Greetings... Recently I experienced a power failure at my office when I was running two different virtual machines. Upon restarting, I am unable to connect to the machines as VMWare tells me "This virutal machine appears to be in use." If I press the "Take Ownership" button, it immediantely returns with a dialog box indicating "Taking ownership of this virtual machine failed." How do I unlock these machines?
Thanks in advance
Jason
Hi,
First shut down VMware Workstation then go and have a look at the folders where your virtual machines are stored.
It is highly likely that you will see some .lck or .lock files and/or folders. Which ones you will see (lck or lock) depends on the version of your VMware product.
Delete those files (move them to another folder if you are more comfortable with that) and then go back to VMware Workstation.
Open those virtual machines again and chances are pretty big that they will work as they used to be.
good luck!
--
Wil
Hi,
First shut down VMware Workstation then go and have a look at the folders where your virtual machines are stored.
It is highly likely that you will see some .lck or .lock files and/or folders. Which ones you will see (lck or lock) depends on the version of your VMware product.
Delete those files (move them to another folder if you are more comfortable with that) and then go back to VMware Workstation.
Open those virtual machines again and chances are pretty big that they will work as they used to be.
good luck!
--
Wil
Thanks!! I'm in!
Jason Christopher
Rockwell Automation
Phone: 585-750-8053
http://www.rockwellautomation.com<http://www.rockwellautomation.com/
Great to hear that it helped.
Thanks for the points!
--
Wil
Wil-
It might be been three years since your post, but you solution worked great for me.
Once I deleted the .lck folder, VMWare Workstation 6.0 let me back into the VM
Thanks for the Help,
Justin
Wil,
Thank you very much! This solution worked for me as well and I'm using a VMWare player.
Hi,
This happened to me when I couldn't shut down properly. This answer has solved my problem!
I have had to visit these communities alot since I'm new trying virtualization and have been helped alot by posts on here.
Many thanks
Worked great for me also... Thanks
Wil - Thanks, I faced same issue today and your fix helped to resolve.
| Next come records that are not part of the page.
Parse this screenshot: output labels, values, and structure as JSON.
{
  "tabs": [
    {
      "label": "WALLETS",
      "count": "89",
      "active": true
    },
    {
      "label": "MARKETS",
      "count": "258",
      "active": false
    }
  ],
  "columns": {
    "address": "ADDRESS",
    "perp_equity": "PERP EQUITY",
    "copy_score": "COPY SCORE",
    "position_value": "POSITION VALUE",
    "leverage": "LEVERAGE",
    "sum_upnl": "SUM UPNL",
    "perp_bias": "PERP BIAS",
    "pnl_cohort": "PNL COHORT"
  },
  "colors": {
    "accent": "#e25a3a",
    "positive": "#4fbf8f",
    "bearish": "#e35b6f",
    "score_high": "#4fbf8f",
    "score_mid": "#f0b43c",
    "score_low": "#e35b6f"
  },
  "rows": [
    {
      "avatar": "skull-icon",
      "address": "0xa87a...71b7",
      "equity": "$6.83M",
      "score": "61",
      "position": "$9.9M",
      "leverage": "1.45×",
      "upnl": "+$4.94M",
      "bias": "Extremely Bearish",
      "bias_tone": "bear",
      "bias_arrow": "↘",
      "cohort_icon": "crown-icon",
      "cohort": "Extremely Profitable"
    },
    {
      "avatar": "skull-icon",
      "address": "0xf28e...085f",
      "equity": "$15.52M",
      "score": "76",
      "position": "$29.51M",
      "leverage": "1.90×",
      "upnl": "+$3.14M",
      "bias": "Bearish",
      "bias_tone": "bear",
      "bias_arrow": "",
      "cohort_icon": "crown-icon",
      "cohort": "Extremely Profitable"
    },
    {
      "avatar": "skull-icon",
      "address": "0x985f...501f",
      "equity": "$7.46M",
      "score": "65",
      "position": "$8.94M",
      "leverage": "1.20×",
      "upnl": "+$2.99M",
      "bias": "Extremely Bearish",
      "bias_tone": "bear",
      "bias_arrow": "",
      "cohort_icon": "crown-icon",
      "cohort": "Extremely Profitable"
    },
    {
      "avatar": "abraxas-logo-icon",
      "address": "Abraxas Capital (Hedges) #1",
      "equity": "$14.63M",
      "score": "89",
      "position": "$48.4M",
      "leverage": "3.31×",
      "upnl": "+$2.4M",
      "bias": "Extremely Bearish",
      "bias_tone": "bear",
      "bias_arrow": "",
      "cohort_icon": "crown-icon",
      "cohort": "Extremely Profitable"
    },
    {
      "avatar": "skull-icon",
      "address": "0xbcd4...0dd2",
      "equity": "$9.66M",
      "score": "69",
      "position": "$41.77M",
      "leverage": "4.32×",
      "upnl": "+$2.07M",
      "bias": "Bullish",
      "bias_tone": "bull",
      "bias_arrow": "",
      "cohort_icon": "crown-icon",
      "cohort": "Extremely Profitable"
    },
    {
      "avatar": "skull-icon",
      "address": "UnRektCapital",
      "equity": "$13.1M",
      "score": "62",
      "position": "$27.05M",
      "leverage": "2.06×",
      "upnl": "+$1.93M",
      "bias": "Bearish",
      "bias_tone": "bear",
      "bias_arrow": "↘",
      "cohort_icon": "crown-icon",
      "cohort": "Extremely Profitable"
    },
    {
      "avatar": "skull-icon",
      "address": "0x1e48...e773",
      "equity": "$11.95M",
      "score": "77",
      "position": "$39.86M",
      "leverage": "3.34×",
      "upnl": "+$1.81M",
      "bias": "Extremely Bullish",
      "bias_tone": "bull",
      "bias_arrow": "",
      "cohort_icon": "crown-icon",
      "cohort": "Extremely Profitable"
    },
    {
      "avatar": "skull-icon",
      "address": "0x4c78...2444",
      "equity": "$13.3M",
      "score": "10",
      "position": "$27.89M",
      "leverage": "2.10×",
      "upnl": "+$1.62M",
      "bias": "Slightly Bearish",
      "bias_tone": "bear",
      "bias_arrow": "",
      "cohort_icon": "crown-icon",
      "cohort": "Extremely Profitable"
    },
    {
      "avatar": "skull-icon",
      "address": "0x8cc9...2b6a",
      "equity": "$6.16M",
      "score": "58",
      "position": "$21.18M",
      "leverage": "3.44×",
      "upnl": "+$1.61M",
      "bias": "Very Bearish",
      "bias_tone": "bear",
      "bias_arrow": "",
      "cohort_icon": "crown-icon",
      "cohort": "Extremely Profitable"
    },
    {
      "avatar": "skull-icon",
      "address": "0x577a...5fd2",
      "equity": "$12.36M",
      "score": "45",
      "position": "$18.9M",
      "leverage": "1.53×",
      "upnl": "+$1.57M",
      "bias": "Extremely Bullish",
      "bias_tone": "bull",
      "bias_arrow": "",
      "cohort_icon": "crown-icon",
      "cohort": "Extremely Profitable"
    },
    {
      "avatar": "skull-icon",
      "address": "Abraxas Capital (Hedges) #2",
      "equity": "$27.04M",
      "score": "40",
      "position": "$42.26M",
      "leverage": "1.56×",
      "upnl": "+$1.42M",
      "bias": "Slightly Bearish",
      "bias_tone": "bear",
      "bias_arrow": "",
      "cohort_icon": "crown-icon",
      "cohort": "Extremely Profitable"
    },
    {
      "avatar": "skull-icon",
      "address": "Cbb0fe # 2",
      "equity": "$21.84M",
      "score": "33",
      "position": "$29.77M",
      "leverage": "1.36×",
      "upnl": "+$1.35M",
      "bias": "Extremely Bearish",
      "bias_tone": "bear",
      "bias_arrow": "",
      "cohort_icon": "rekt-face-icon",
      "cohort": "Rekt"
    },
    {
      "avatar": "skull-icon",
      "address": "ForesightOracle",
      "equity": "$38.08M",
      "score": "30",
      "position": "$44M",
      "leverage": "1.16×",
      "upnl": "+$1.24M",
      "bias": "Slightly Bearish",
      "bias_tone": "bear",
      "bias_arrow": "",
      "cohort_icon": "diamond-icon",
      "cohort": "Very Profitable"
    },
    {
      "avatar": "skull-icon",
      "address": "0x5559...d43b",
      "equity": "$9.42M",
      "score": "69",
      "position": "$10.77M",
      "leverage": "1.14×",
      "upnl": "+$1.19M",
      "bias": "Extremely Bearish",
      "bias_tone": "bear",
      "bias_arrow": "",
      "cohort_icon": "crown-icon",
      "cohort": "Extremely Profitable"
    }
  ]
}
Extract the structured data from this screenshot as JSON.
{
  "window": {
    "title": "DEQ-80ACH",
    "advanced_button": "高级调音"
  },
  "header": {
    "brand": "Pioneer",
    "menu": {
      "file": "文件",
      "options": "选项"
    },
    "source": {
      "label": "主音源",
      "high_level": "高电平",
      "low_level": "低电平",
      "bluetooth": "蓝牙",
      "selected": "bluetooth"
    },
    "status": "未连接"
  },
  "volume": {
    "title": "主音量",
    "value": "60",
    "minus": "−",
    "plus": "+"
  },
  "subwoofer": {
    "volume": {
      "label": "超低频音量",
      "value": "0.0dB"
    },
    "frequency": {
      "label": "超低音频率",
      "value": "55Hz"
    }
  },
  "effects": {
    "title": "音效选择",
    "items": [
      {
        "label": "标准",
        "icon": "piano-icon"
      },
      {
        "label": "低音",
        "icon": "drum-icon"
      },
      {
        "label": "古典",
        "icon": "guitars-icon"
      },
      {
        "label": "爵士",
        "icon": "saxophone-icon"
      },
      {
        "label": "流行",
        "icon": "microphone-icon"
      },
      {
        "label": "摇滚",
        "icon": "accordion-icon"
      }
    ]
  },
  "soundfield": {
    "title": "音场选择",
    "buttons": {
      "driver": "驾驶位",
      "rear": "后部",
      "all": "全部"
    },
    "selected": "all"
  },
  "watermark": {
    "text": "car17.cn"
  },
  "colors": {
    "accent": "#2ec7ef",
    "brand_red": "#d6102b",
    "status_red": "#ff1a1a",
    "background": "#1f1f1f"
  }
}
Appreciate it!.
Had this circumstance hit me (yet again), this time after a laptop was running a VM, and the laptop wasn't shut down properly. Same fix for this very old issue, even on VMware Workstation 10. Decided to record video and write a short post about this simple fix:
In may case a reboot was also needed - but YES again thanks to all the procedure works
Open your Virtual machine Path inside the file plz delete .lck or .lock file and then try . your problem will resolved
Thank you,
@Nikhil Kapure
Thank you, it solved my problem. So, precise and very good answer, thanks
your comment helped me after 9 years since you wrote. Thanks a lot @wila
Another big THANK YOU !
And thank google for finding this thread and putting it up top.
In my case, I launched VmWare as Administrator and was able to open, then close the Vm, which removed the locks. I logged out of VmWare and launched it again with my user account. I was then able to open the Vm.
Paul--
Thank you! I can now access my virtual machines using that simple method.
I guess opening it as an admin was all it needed!
I did not see this answered here. If I click Remove, are my VMs toast?
Ty
> If I click Remove ....
Removing lock-files will not harm your VM.
If you meant something else - please be more specific.